Soil Sampling
Soil sampling is the practice of collecting physical soil cores at known GPS coordinates across a field, sending them to a laboratory for chemical analysis, and mapping the results to understand spatial variability in soil nutrients, pH, organic matter, and other properties. For developers, soil sample data is a key input layer for agronomic decision-making algorithms.
Sampling Methods
There are two primary approaches, both producing georeferenced data points:
- Grid sampling — Samples are taken on a regular grid (typically 2.5-acre cells). Simple and systematic, but may miss important variability between grid points.

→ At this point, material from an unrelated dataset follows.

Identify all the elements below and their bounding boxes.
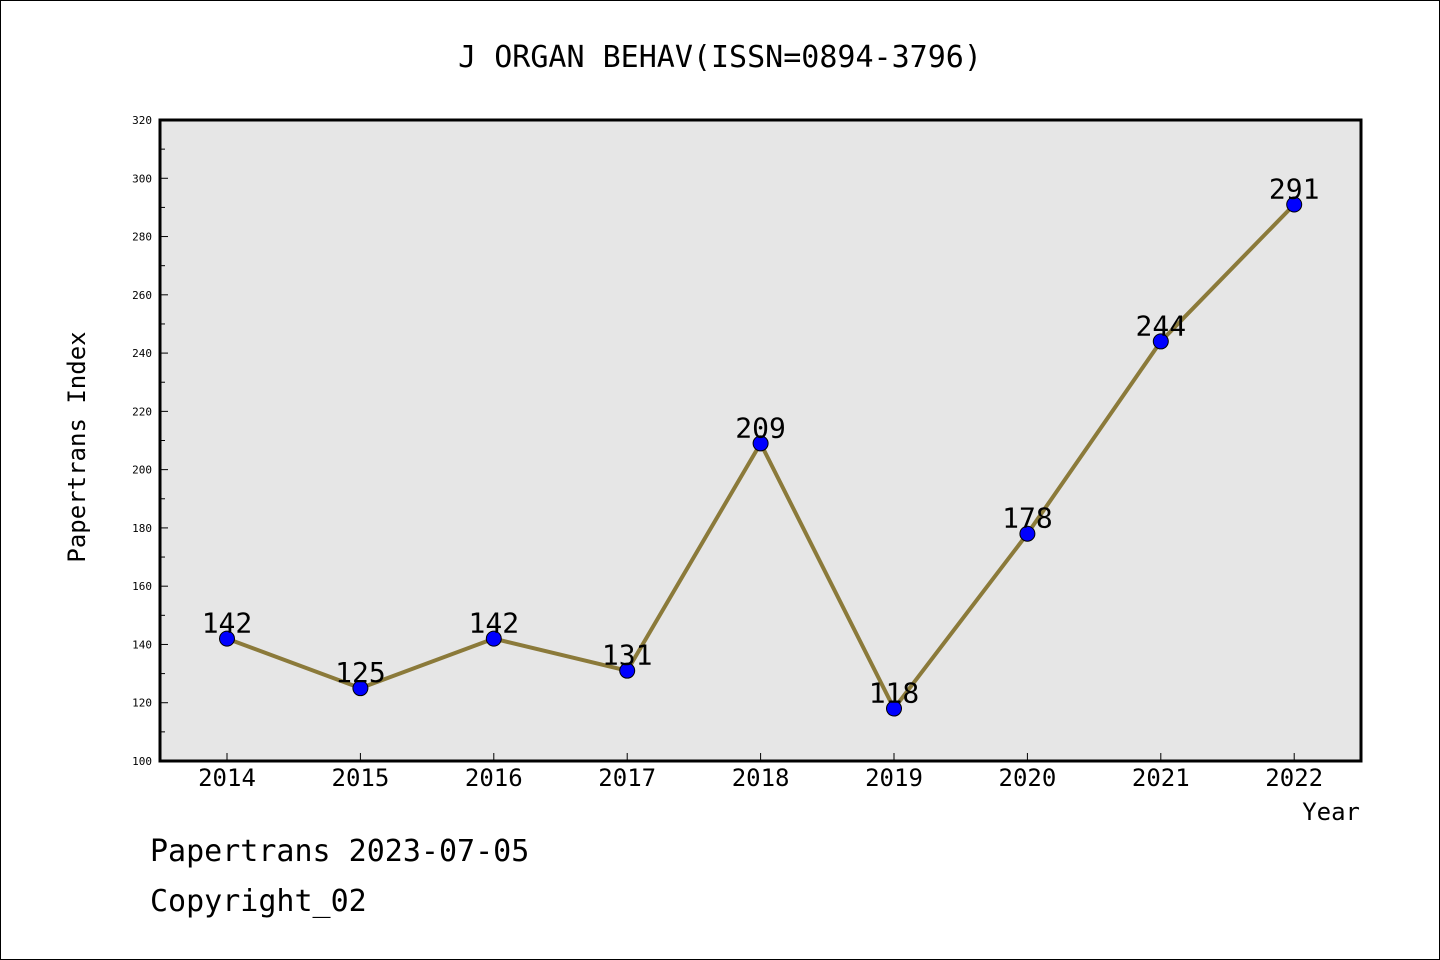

- Zone sampling — Samples are taken from management zones defined by yield data, imagery, or electrical conductivity maps. More efficient but requires prior spatial data to define zones.
Data Structure
A soil sample result set, as returned through FieldMCP's APIs, typically includes:
- GPS coordinates of each sample point
- Nutrient levels: nitrogen (N), phosphorus (P), potassium (K), sulfur (S), and micronutrients
- Soil pH and buffer pH
- Organic matter percentage
- Cation exchange capacity (CEC)
- Sample depth (commonly 0-6" and 6-24")
Why Soil Data Matters for Software
Soil samples are the foundation of variable rate technology prescriptions. If a zone tests low in phosphorus, the prescription increases the P fertilizer rate there. If pH is too low, lime is prescribed. Without soil data, prescriptions are guesses.
For AI-powered agronomic applications, soil data provides critical context. An LLM connected to FieldMCP can combine soil test results with yield maps and NDVI imagery to generate more accurate recommendations than any single data layer alone.
Accessing Soil Data
Soil sample data flows through the farmer's FMIS and is accessible via FieldMCP's data tools. See the tools reference for available soil data operations.